At the moment it is 7.30 on Sunday and we are in bed in the guest house at the church headquarters for Western Kenya. They have four services in the morning (we shall go to the English one later on) and we can hear singing from the cathedral. One thing about this area – it seems that they can’t help themselves but to break into that glorious African harmony. It really is quite something.
Okay, so we arrived back in Kenya and after a meagre one sleep (where we had to wash clothes by hand as there was a power cut, and after which we noted with satisfaction that there was another puncture in the car) we travelled to Kisii by shuttle. These are basically stress free Matatus, in that they do not stop to pick up a gazillion extra passengers on the way so you have a whole seat, with extra leg room, to yourself for the entire journey. It’s like travelling business class. Although of course nothing goes to plan.
Barclays bank, God bless them, have decided we need some kind of card reader pin thing for our internet banking which they are sending to us in Amersham. Would this mean that we are stuck until October with £500? Sorted eventually, but feel free to go and complain on our behalf. It did make us very late which turned out to our advantage as the indomitable Rev Atunga persuaded the shuttle to pick us up near our house instead of us having to trek all the way into Nairobi town.
We came to Kisii because a friend of ours (David, who you may remember from such exciting instalments as Kippin’ in Kibwezi) was graduating from bible school and we had been invited to the graduation. We of course arrived late as our matatu wouldn’t leave until it was full, and then stopped along the way for passengers to go shopping. Not that the graduation had started when we arrived…
The graduation was held in the college church which was so jam packed with well wishers that people were crammed in all down the aisles and small crowds had gathered outside the windows. We sat there for a looooooong time, and it was really hot. The service was in Swahili, which didn't help. I had to resort to counting sleeping pastors to keep myself awake.

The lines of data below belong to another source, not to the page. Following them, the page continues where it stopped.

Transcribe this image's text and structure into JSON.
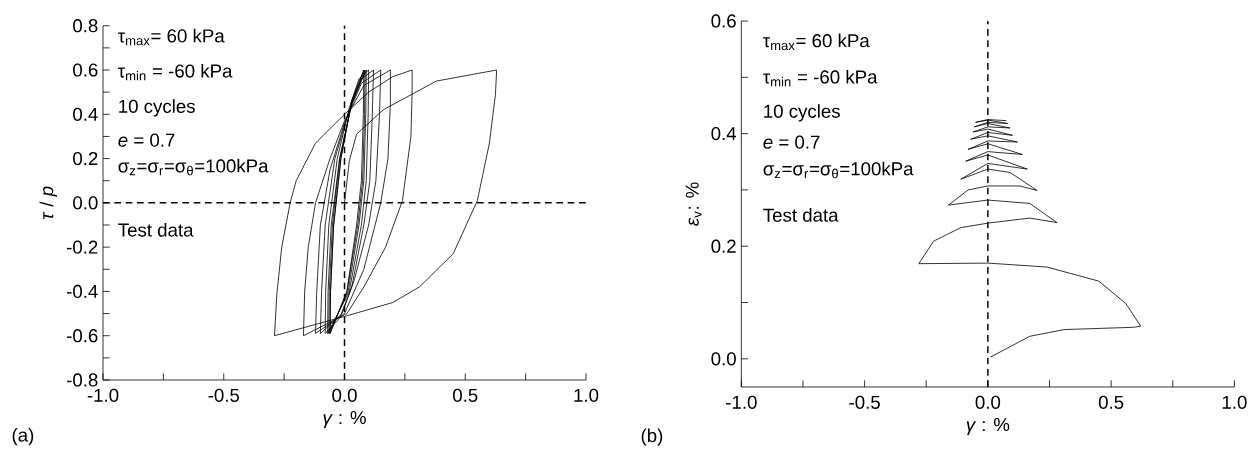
{
  "chart_data": [
    {
      "type": "line",
      "xlabel": "*γ* : %",
      "ylabel": "*τ* / *p*",
      "xlim": [
        -1,
        1
      ],
      "ylim": [
        -0.8,
        0.8
      ],
      "xticks": [
        {
          "value": -1,
          "label": "-1.0"
        },
        {
          "value": -0.75,
          "label": null
        },
        {
          "value": -0.5,
          "label": "-0.5"
        },
        {
          "value": -0.25,
          "label": null
        },
        {
          "value": 0,
          "label": "0.0"
        },
        {
          "value": 0.25,
          "label": null
        },
        {
          "value": 0.5,
          "label": "0.5"
        },
        {
          "value": 0.75,
          "label": null
        },
        {
          "value": 1,
          "label": "1.0"
        }
      ],
      "yticks": [
        {
          "value": -0.8,
          "label": "-0.8"
        },
        {
          "value": -0.7,
          "label": null
        },
        {
          "value": -0.6,
          "label": "-0.6"
        },
        {
          "value": -0.5,
          "label": null
        },
        {
          "value": -0.4,
          "label": "-0.4"
        },
        {
          "value": -0.3,
          "label": null
        },
        {
          "value": -0.2,
          "label": "-0.2"
        },
        {
          "value": -0.1,
          "label": null
        },
        {
          "value": 0,
          "label": "0.0"
        },
        {
          "value": 0.1,
          "label": null
        },
        {
          "value": 0.2,
          "label": "0.2"
        },
        {
          "value": 0.3,
          "label": null
        },
        {
          "value": 0.4,
          "label": "0.4"
        },
        {
          "value": 0.5,
          "label": null
        },
        {
          "value": 0.6,
          "label": "0.6"
        },
        {
          "value": 0.7,
          "label": null
        },
        {
          "value": 0.8,
          "label": "0.8"
        }
      ],
      "marker": "none",
      "line_style": "solid",
      "ref_lines": [
        {
          "axis": "x",
          "value": 0,
          "line_style": "dashed"
        },
        {
          "axis": "y",
          "value": 0,
          "line_style": "dashed"
        }
      ],
      "annotations": [
        "τ$_{max}$= 60 kPa",
        "τ$_{min}$ = -60 kPa",
        "10 cycles",
        "*e* = 0.7",
        "σ$_{z}$=σ$_{r}$=σ$_{θ}$=100kPa",
        "Test data",
        "(a)"
      ],
      "series": [
        {
          "color": "#000000",
          "x": [
            0,
            0.02,
            0.05,
            0.16,
            0.38,
            0.63,
            0.625,
            0.6,
            0.55,
            0.45,
            0.31,
            0.2,
            0.01,
            -0.29,
            -0.28,
            -0.26,
            -0.225,
            -0.2,
            -0.12,
            0,
            0.1,
            0.2,
            0.28,
            0.28,
            0.275,
            0.24,
            0.17,
            0.08,
            0.01,
            -0.17,
            -0.165,
            -0.15,
            -0.12,
            -0.06,
            0,
            0.08,
            0.19,
            0.19,
            0.18,
            0.15,
            0.08,
            0,
            -0.12,
            -0.115,
            -0.1,
            -0.06,
            0,
            0.07,
            0.15,
            0.145,
            0.13,
            0.1,
            0.04,
            -0.01,
            -0.1,
            -0.095,
            -0.08,
            -0.04,
            0.02,
            0.07,
            0.12,
            0.115,
            0.105,
            0.08,
            0.03,
            -0.02,
            -0.08,
            -0.078,
            -0.065,
            -0.03,
            0.02,
            0.06,
            0.1,
            0.098,
            0.09,
            0.07,
            0.02,
            -0.07,
            -0.068,
            -0.055,
            -0.02,
            0.03,
            0.09,
            0.088,
            0.08,
            0.06,
            0.015,
            -0.065,
            -0.063,
            -0.05,
            -0.02,
            0.03,
            0.085,
            0.083,
            0.075,
            0.055,
            0.01,
            -0.06,
            -0.058,
            -0.045,
            -0.015,
            0.03,
            0.08,
            0.078,
            0.07,
            0.05,
            0.01,
            -0.06,
            -0.058,
            -0.045,
            -0.015,
            0.03,
            0.08
          ],
          "values": [
            0,
            0.19,
            0.31,
            0.42,
            0.55,
            0.6,
            0.49,
            0.27,
            0.01,
            -0.23,
            -0.38,
            -0.45,
            -0.51,
            -0.6,
            -0.41,
            -0.2,
            0,
            0.1,
            0.27,
            0.4,
            0.5,
            0.57,
            0.6,
            0.5,
            0.3,
            0.01,
            -0.2,
            -0.38,
            -0.5,
            -0.6,
            -0.4,
            -0.2,
            0,
            0.2,
            0.37,
            0.53,
            0.6,
            0.45,
            0.2,
            0,
            -0.3,
            -0.5,
            -0.59,
            -0.4,
            -0.1,
            0.15,
            0.36,
            0.54,
            0.6,
            0.4,
            0.1,
            -0.1,
            -0.35,
            -0.5,
            -0.59,
            -0.4,
            -0.1,
            0.2,
            0.42,
            0.56,
            0.6,
            0.4,
            0.1,
            -0.1,
            -0.38,
            -0.52,
            -0.59,
            -0.4,
            -0.1,
            0.2,
            0.43,
            0.56,
            0.6,
            0.4,
            0.1,
            -0.1,
            -0.4,
            -0.59,
            -0.4,
            -0.1,
            0.2,
            0.45,
            0.6,
            0.4,
            0.1,
            -0.1,
            -0.4,
            -0.59,
            -0.4,
            -0.1,
            0.2,
            0.45,
            0.6,
            0.4,
            0.1,
            -0.1,
            -0.4,
            -0.59,
            -0.4,
            -0.1,
            0.2,
            0.46,
            0.6,
            0.4,
            0.1,
            -0.1,
            -0.4,
            -0.59,
            -0.4,
            -0.1,
            0.2,
            0.46,
            0.6
          ]
        }
      ]
    },
    {
      "type": "line",
      "xlabel": "*γ* : %",
      "ylabel": "*ε*$_{v}$: %",
      "xlim": [
        -1,
        1
      ],
      "ylim": [
        -0.05,
        0.6
      ],
      "xticks": [
        {
          "value": -1,
          "label": "-1.0"
        },
        {
          "value": -0.75,
          "label": null
        },
        {
          "value": -0.5,
          "label": "-0.5"
        },
        {
          "value": -0.25,
          "label": null
        },
        {
          "value": 0,
          "label": "0.0"
        },
        {
          "value": 0.25,
          "label": null
        },
        {
          "value": 0.5,
          "label": "0.5"
        },
        {
          "value": 0.75,
          "label": null
        },
        {
          "value": 1,
          "label": "1.0"
        }
      ],
      "yticks": [
        {
          "value": 0,
          "label": "0.0"
        },
        {
          "value": 0.1,
          "label": null
        },
        {
          "value": 0.2,
          "label": "0.2"
        },
        {
          "value": 0.3,
          "label": null
        },
        {
          "value": 0.4,
          "label": "0.4"
        },
        {
          "value": 0.5,
          "label": null
        },
        {
          "value": 0.6,
          "label": "0.6"
        }
      ],
      "marker": "none",
      "line_style": "solid",
      "ref_lines": [
        {
          "axis": "x",
          "value": 0,
          "line_style": "dashed"
        }
      ],
      "annotations": [
        "τ$_{max}$= 60 kPa",
        "τ$_{min}$ = -60 kPa",
        "10 cycles",
        "*e* = 0.7",
        "σ$_{z}$=σ$_{r}$=σ$_{θ}$=100kPa",
        "Test data",
        "(b)"
      ],
      "series": [
        {
          "color": "#000000",
          "x": [
            0.01,
            0.17,
            0.31,
            0.59,
            0.62,
            0.56,
            0.45,
            0.24,
            0,
            -0.28,
            -0.22,
            -0.11,
            0,
            0.17,
            0.28,
            0.17,
            0,
            -0.16,
            -0.08,
            0,
            0.13,
            0.2,
            0.09,
            0,
            -0.11,
            0,
            0.16,
            0,
            -0.09,
            0,
            0.14,
            0,
            -0.08,
            0,
            0.12,
            0,
            -0.07,
            0,
            0.1,
            0,
            -0.06,
            0,
            0.09,
            0,
            -0.055,
            0,
            0.08,
            0,
            -0.05,
            0,
            0.075
          ],
          "values": [
            0.003,
            0.04,
            0.052,
            0.056,
            0.058,
            0.098,
            0.138,
            0.163,
            0.17,
            0.169,
            0.209,
            0.233,
            0.241,
            0.25,
            0.242,
            0.276,
            0.282,
            0.273,
            0.3,
            0.307,
            0.307,
            0.299,
            0.331,
            0.337,
            0.319,
            0.347,
            0.337,
            0.362,
            0.351,
            0.368,
            0.363,
            0.382,
            0.372,
            0.387,
            0.385,
            0.396,
            0.39,
            0.402,
            0.397,
            0.408,
            0.403,
            0.412,
            0.41,
            0.418,
            0.412,
            0.42,
            0.418,
            0.424,
            0.42,
            0.425,
            0.423
          ]
        }
      ]
    }
  ]
}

Sarcasm aside it was really quite sweet. We were joined by delegations from each church which had someone graduating and they were clearly delighted with their candidate. But it was the Masai who stole the show with a choir which exuded joy. They were dressed in Masai finery and danced around, ululating wildly, followed by nearly everyone. (However later we were informed that most of the women were Kisii who were married to Masai men).
As LHF sponsor some of the students (10 of them it turns out, we had thought it was three) they made Jo give an impromptu speech that she pulled off brilliantly. That evening we took the bishop of the South- western diocese, Bishop Asiago, a true gent, out for dinner (spaghetti).
The next day we went to visit a guy we met in Nairobi at his home in a village near Kisii. He is living proof of pester power, having phoned Joanna constantly for two or three months, refusing to be discouraged when she stopped answering his calls… They have no electricity, but at least two of the houses had television aerials – in anticipation of the 2030 plan (either that or they are just status symbols).
He, along with a few friends have decided to start a brace of churches, and one has a small suspicion that when one has white friends, then the riches shall come. But anyway they were, as always, kind and hospitable people and we zipped around the neighbourhood on Kenyan taxi motos visiting various houses. The highlight was being told by a mzee that I have bushy eyebrows (before he asked if he could have my glasses – the cheek).
The countryside, we thought, was remarkably English. Either that, or we have been here too long…

Eventually we escaped back to our house (important, as we may have been asked for an impromptu prophecy if we had stayed), where we met a guy called Collins, who is working on the 2030 plan. This is the plan which shall make Kenya rich. Examples are, every house shall have access to clean water by 2030 - a good idea, every Kenyan shall have a degree by 2030 – hmmm, and every house shall have electricity - a pipe dream. And this is why…
Kenya already has insufficient generating capacity and crappy infrastructure (we have power cuts all the time), so a huge investment is needed anyway. Only Kenya doesn’t have the money for this. Only the British government is stupid enough to lend the funds, which would be promptly stolen by the minister or the contactors (who would also happen to be from his village…) But lets go all fantasy and say new power stations are built, and the power lines are installed, and the electricity company connects the house without demanding a bribe (almost inconceivable). Will the villager enjoy the boons of lighting? I would say no. This is because he shall be unable to pay the bills, as he has no job, can’t sell his crops (because the government has formed a monopoly company and has introduced price controls so they don’t have to pay fair prices) – and is trying to find the money for school fees.
Sorry. Rant over.
So we come full circle… We are back from church, where there were more choirs. Weirdly we managed to become a magnet for a crazy and drunk woman who sat between us, and then talked the whole way through (for example - ‘urgh, a confirmation. We are going to be here for ever.’) The highlight was when we introduced ourselves, and she translated from English into, eerm, English.
And finally, they have apparently already crashed the new ferry in Mombasa, although no damage was done to the boat I believe several cars on shore were squished.